Comment viewing options

Select your preferred way to display the comments and click "Save settings" to activate your changes.

Going by your description,

Going by your description, for (uncited) previous work in compacting computations into one function call, see "Lowering: A Static Optimization Technique for Functional Reactive Languages." (2007) Similar stuff throughout the SDF community (compiling to state machines, which enables run-of-the-mill compiler optimizations).

Reasoning here is also useful for when you *can't* do the compaction (e.g., in FRP languages that support asynchrony or side effects), and for optimizations beyond this one (e.g., parallelism). Always fun to see what this groups comes out with :)

Thanks for pointing out the

Thanks for pointing out the missed related work. A notable difference is that lowering can't handle stateful computation.

Also I'd disagree with OP's description "none of the internal dataflow nodes in an FRP program are actually necessary", since it needs both pure and stateful computations. It's evident from the CCNF that a mimimal dataflow computation consists of exactly one of each of the following components: pure computation (arr), states (init), recursion (loop), sequential composition (>>>), and parallel composition (second).

Disclaimer: I'm the first author of the CCA paper.

Thanks for commenting!

It's evident from the CCNF that a mimimal dataflow computation consists of exactly one of each of the following components: pure computation (arr), states (init), recursion (loop), sequential composition (>>>), and parallel composition (second).

This is in fact what made me think that internal dataflow nodes weren't necessary. :) That is, if you compile a normal form to some sequential, imperative code to hand off to an event loop, then:

1) the event loop implements the outer recursion,
2) the sequential composition becomes sequential composition in the sequential language,
3) state is implemented by, er, state, and
4) parallel composition can be implemented by having multiple variables in the sequential language.

So it looks to me like you guys can escape the need to implement a change-propagation mechanism, which is pretty cool. OTOH, with something like a spreadsheet, where you've got a dataflow network where any node (ie, cell) can be modified at any time, there's no way to avoid building that mechanism.

Is this right, or did I miss something important?

Anyway, I enjoyed reading your paper quite a bit!

By change propagation, do

By change propagation, do you mean the problem of adjusting the output when only part of the input changes? No, CCA doesn't solve this problem (of incremental computation), although I think it may simplify the dependency analysis used by those techniques. Anyway, it's an orthogonal problem to what we considered in the paper.

The spreadsheet problem you described actually looks like a simple dataflow with no internal states, i.e., it is a pure function mapping from all cell's old values to new values.

Change propagation vs.

Change propagation vs. recomputation is tricky. E.g., Kim's work showed compaction is often a huge win. However, in Flapjax, an important chunk of the library was imperatively interfacing with the DOM (browser document) API. When to switch between these is unclear and it is not obvious if static knowledge is sufficient: which way to go might depend on if/how reevaluation occurs, which I think was Neel's point. Haven't seen an examination of annotations vs. static inference vs. dynamic feedback; would probably be too much of a niche interest..

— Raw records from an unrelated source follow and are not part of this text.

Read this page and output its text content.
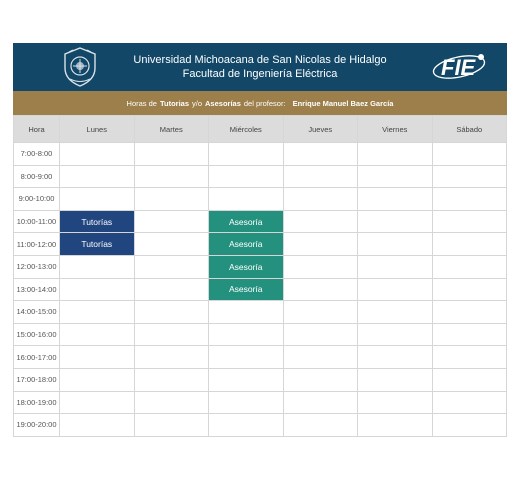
Universidad Michoacana de San Nicolas de Hidalgo
Facultad de Ingeniería Eléctrica	FIE
Horas de Tutorias y/o Asesorías del profesor: Enrique Manuel Baez García
Hora	Lunes	Martes	Miércoles	Jueves	Viernes	Sábado
7:00-8:00						
8:00-9:00						
9:00-10:00						
10:00-11:00	Tutorías		Asesoría			
11:00-12:00	Tutorías		Asesoría			
12:00-13:00			Asesoría			
13:00-14:00			Asesoría			
14:00-15:00						
15:00-16:00						
16:00-17:00						
17:00-18:00						
18:00-19:00						
19:00-20:00						
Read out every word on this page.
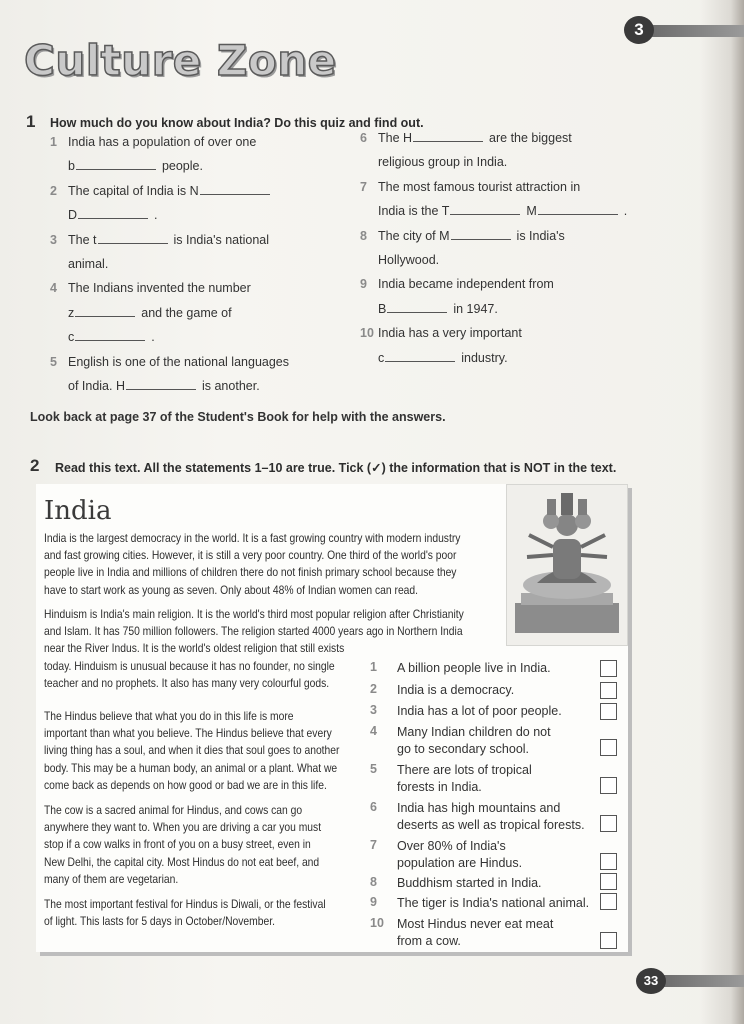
3
Culture Zone
1 How much do you know about India? Do this quiz and find out.
1 India has a population of over one
b	people.
2 The capital of India is N
D	.
3 The t	is India's national
animal.
4 The Indians invented the number
z	and the game of
c	.
5 English is one of the national languages
of India. H	is another.
6 The H	are the biggest
religious group in India.
7 The most famous tourist attraction in
India is the T	M	.
8 The city of M	is India's
Hollywood.
9 India became independent from
B	in 1947.
10 India has a very important
c	industry.
Look back at page 37 of the Student's Book for help with the answers.
2 Read this text. All the statements 1–10 are true. Tick (✓) the information that is NOT in the text.
India
India is the largest democracy in the world. It is a fast growing country with modern industry
and fast growing cities. However, it is still a very poor country. One third of the world's poor
people live in India and millions of children there do not finish primary school because they
have to start work as young as seven. Only about 48% of Indian women can read.
Hinduism is India's main religion. It is the world's third most popular religion after Christianity
and Islam. It has 750 million followers. The religion started 4000 years ago in Northern India
near the River Indus. It is the world's oldest religion that still exists
today. Hinduism is unusual because it has no founder, no single
teacher and no prophets. It also has many very colourful gods.
The Hindus believe that what you do in this life is more
important than what you believe. The Hindus believe that every
living thing has a soul, and when it dies that soul goes to another
body. This may be a human body, an animal or a plant. What we
come back as depends on how good or bad we are in this life.
The cow is a sacred animal for Hindus, and cows can go
anywhere they want to. When you are driving a car you must
stop if a cow walks in front of you on a busy street, even in
New Delhi, the capital city. Most Hindus do not eat beef, and
many of them are vegetarian.
The most important festival for Hindus is Diwali, or the festival
of light. This lasts for 5 days in October/November.
1 A billion people live in India.
2 India is a democracy.
3 India has a lot of poor people.
4 Many Indian children do not
go to secondary school.
5 There are lots of tropical
forests in India.
6 India has high mountains and
deserts as well as tropical forests.
7 Over 80% of India's
population are Hindus.
8 Buddhism started in India.
9 The tiger is India's national animal.
10 Most Hindus never eat meat
from a cow.
33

There is a lot more work along these lines in related communities, such as pipeline optimizations to better use limited hardware resources. I suspect there's a lot of room for FRP systems to grow implementation-wise by adapting these techniques and maybe even doing them better.

Video of Presentation

One of my favourite ICFP '09 papers

I see it as a variation on the old classic On Folk Theorems.


I've missed that paper - thanks for pointing it out! That's simply hilarious, and yes - I do see the connection.